3000-3999. Special Topics.

These 200-level courses deal with significant topics in religious studies. Offered occasionally. The content of each course or section will vary and will be announced each semester.

4000-4999. Special Topics Seminars.

These 300-level seminars deal with significant topics in religious studies on an advanced level. Offered occasionally. The content  of each course or section will vary and will be announced  each semester.

450, 451. Directed Studies in Religion.

An individual study program for candidates for honors in religious studies or others showing special interest and aptitude in the study of religion, as approved by the department chair and the instructor under whom the work will be completed.

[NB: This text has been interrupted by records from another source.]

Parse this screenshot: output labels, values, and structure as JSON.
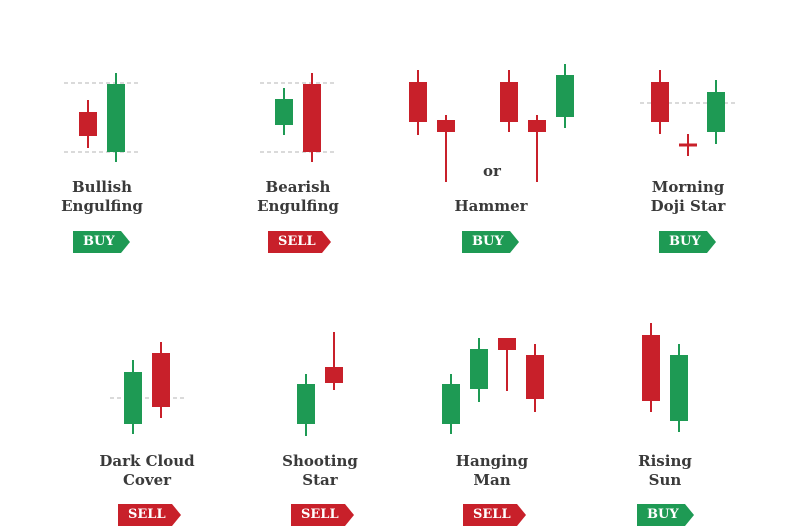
{
  "colors": {
    "bull": "#1e9a54",
    "bear": "#c8202a",
    "text": "#3a3a3a",
    "guide": "#b5b5b5"
  },
  "patterns": [
    {
      "name_line1": "Bullish",
      "name_line2": "Engulfing",
      "signal": "BUY"
    },
    {
      "name_line1": "Bearish",
      "name_line2": "Engulfing",
      "signal": "SELL"
    },
    {
      "name_line1": "Hammer",
      "name_line2": "",
      "signal": "BUY"
    },
    {
      "name_line1": "Morning",
      "name_line2": "Doji Star",
      "signal": "BUY"
    },
    {
      "name_line1": "Dark Cloud",
      "name_line2": "Cover",
      "signal": "SELL"
    },
    {
      "name_line1": "Shooting",
      "name_line2": "Star",
      "signal": "SELL"
    },
    {
      "name_line1": "Hanging",
      "name_line2": "Man",
      "signal": "SELL"
    },
    {
      "name_line1": "Rising",
      "name_line2": "Sun",
      "signal": "BUY"
    }
  ],
  "or_text": "or"
}
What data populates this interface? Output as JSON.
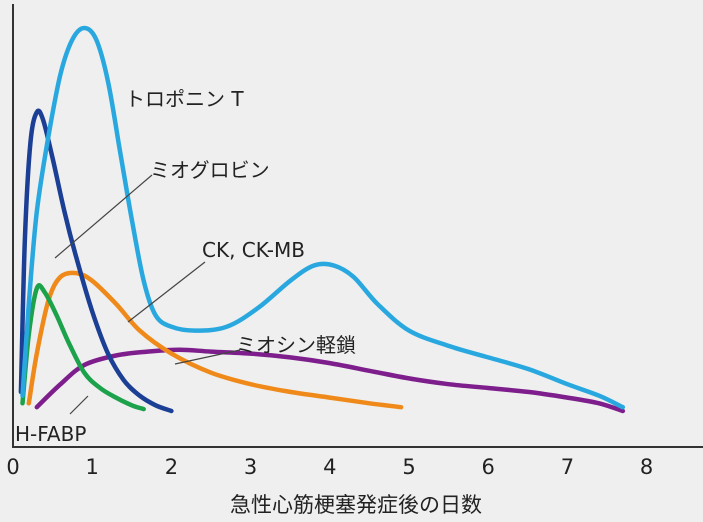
{
  "chart_data": {
    "type": "line",
    "xlabel": "急性心筋梗塞発症後の日数",
    "ylabel": "",
    "xlim": [
      0,
      8.75
    ],
    "ylim": [
      0,
      100
    ],
    "x_ticks": [
      "0",
      "1",
      "2",
      "3",
      "4",
      "5",
      "6",
      "7",
      "8"
    ],
    "grid": false,
    "legend": "none",
    "series": [
      {
        "name": "トロポニン T",
        "color": "#29a8e0",
        "x": [
          0.12,
          0.2,
          0.3,
          0.45,
          0.6,
          0.75,
          0.9,
          1.05,
          1.2,
          1.35,
          1.5,
          1.65,
          1.8,
          2.0,
          2.3,
          2.7,
          3.1,
          3.5,
          3.8,
          4.05,
          4.3,
          4.6,
          5.0,
          5.5,
          6.0,
          6.5,
          7.0,
          7.4,
          7.7
        ],
        "y": [
          4,
          28,
          52,
          72,
          88,
          97,
          100,
          97,
          86,
          68,
          50,
          34,
          25,
          22,
          21,
          22,
          27,
          34,
          38,
          38,
          35,
          28,
          21,
          17,
          14,
          11,
          7,
          4,
          1
        ]
      },
      {
        "name": "ミオグロビン",
        "color": "#1b3f94",
        "x": [
          0.1,
          0.15,
          0.22,
          0.3,
          0.38,
          0.5,
          0.65,
          0.8,
          1.0,
          1.2,
          1.4,
          1.6,
          1.8,
          2.0
        ],
        "y": [
          5,
          45,
          70,
          78,
          76,
          66,
          52,
          40,
          26,
          15,
          8,
          4,
          1.5,
          0
        ]
      },
      {
        "name": "CK, CK-MB",
        "color": "#ef8a1a",
        "x": [
          0.2,
          0.3,
          0.45,
          0.6,
          0.8,
          1.0,
          1.3,
          1.6,
          2.0,
          2.5,
          3.0,
          3.5,
          4.0,
          4.5,
          4.9
        ],
        "y": [
          2,
          15,
          29,
          35,
          36,
          34,
          28,
          21,
          15,
          10,
          7,
          5,
          3.5,
          2,
          1
        ]
      },
      {
        "name": "ミオシン軽鎖",
        "color": "#7d1e8c",
        "x": [
          0.3,
          0.6,
          0.9,
          1.3,
          1.7,
          2.1,
          2.5,
          3.0,
          3.5,
          4.0,
          4.5,
          5.0,
          5.5,
          6.0,
          6.5,
          7.0,
          7.4,
          7.7
        ],
        "y": [
          1,
          7,
          12,
          14.5,
          15.5,
          16,
          15.5,
          15,
          14,
          12.5,
          10.5,
          8.5,
          7,
          6,
          5,
          3.5,
          2,
          0
        ]
      },
      {
        "name": "H-FABP",
        "color": "#1ba24a",
        "x": [
          0.12,
          0.2,
          0.3,
          0.4,
          0.55,
          0.7,
          0.9,
          1.1,
          1.3,
          1.5,
          1.65
        ],
        "y": [
          2,
          20,
          32,
          31,
          25,
          18,
          10,
          6,
          3.5,
          1.5,
          0.5
        ]
      }
    ],
    "annotations": [
      "トロポニン T",
      "ミオグロビン",
      "CK, CK-MB",
      "ミオシン軽鎖",
      "H-FABP"
    ]
  }
}
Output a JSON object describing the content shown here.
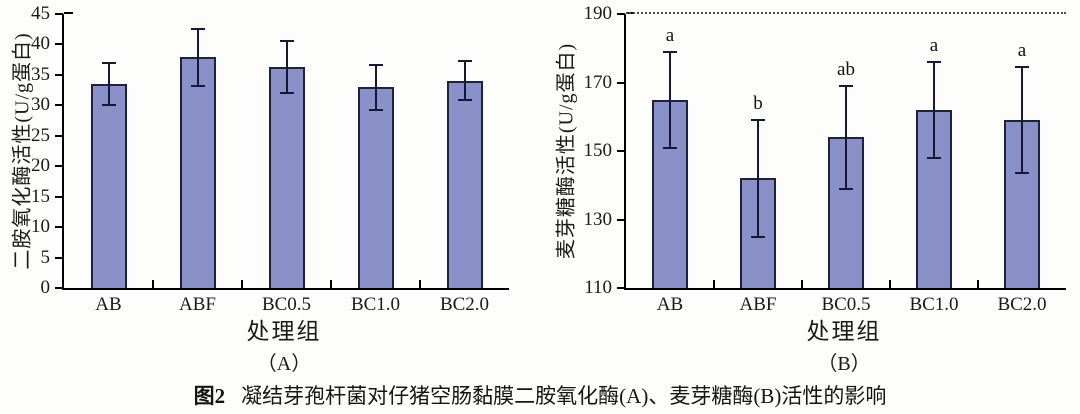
{
  "caption": {
    "label": "图2",
    "text": "凝结芽孢杆菌对仔猪空肠黏膜二胺氧化酶(A)、麦芽糖酶(B)活性的影响"
  },
  "colors": {
    "bar_fill": "#8a91c9",
    "bar_border": "#1c2342",
    "error_bar": "#141a33",
    "axis": "#000000"
  },
  "chart_data": [
    {
      "type": "bar",
      "panel": "（A）",
      "ylabel": "二胺氧化酶活性(U/g蛋白)",
      "xlabel": "处理组",
      "categories": [
        "AB",
        "ABF",
        "BC0.5",
        "BC1.0",
        "BC2.0"
      ],
      "values": [
        33.5,
        37.9,
        36.3,
        33.0,
        34.0
      ],
      "errors": [
        3.5,
        4.7,
        4.2,
        3.7,
        3.2
      ],
      "sig_letters": [
        "",
        "",
        "",
        "",
        ""
      ],
      "ylim": [
        0,
        45
      ],
      "yticks": [
        0,
        5,
        10,
        15,
        20,
        25,
        30,
        35,
        40,
        45
      ],
      "grid": false,
      "top_dotted_line": false,
      "legend": null
    },
    {
      "type": "bar",
      "panel": "（B）",
      "ylabel": "麦芽糖酶活性(U/g蛋白)",
      "xlabel": "处理组",
      "categories": [
        "AB",
        "ABF",
        "BC0.5",
        "BC1.0",
        "BC2.0"
      ],
      "values": [
        165,
        142,
        154,
        162,
        159
      ],
      "errors": [
        14,
        17,
        15,
        14,
        15.5
      ],
      "sig_letters": [
        "a",
        "b",
        "ab",
        "a",
        "a"
      ],
      "ylim": [
        110,
        190
      ],
      "yticks": [
        110,
        130,
        150,
        170,
        190
      ],
      "grid": false,
      "top_dotted_line": true,
      "legend": null
    }
  ]
}
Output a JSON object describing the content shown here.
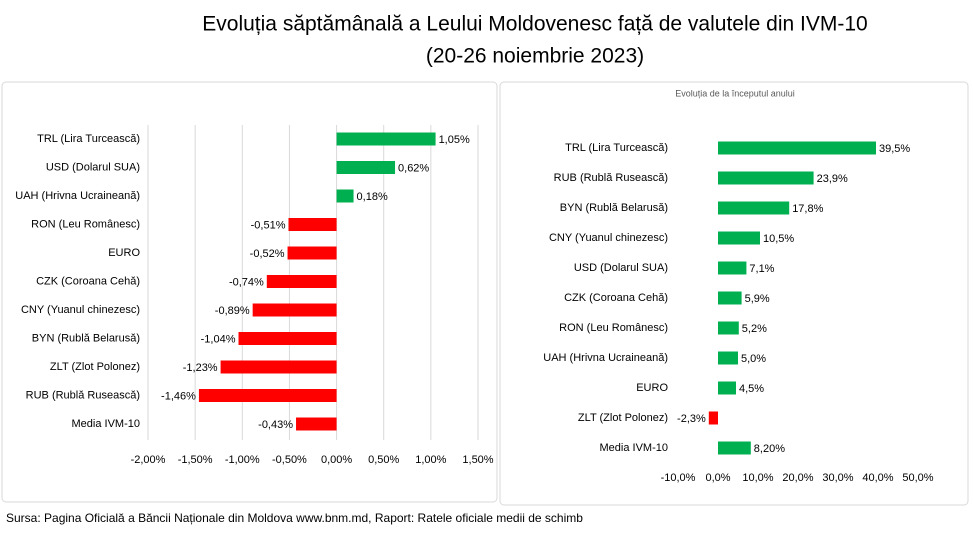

A term paper is required  as the product  of the special study. (A 2.5 average is required.) Also offered as Asian Studies 450 and 451 at the discretion of the instructor.

489,  490.  SYE: Senior-Year  Experience.

An individual study program for candidates for majors in religious studies that fulfills the requirements for their SYE and may be taken  in place of Religious Studies 360 with approval of the department  chair. (A 2.5 average is required.)

An extended  term paper is required  as the product  of the special study.

498,  499.  SYE: Honors.

This is a departmentally approved honors project requiring an extended term paper that is the product  of the special study. A cumulative GPA of 3.5 in the department  is required to do an honors project.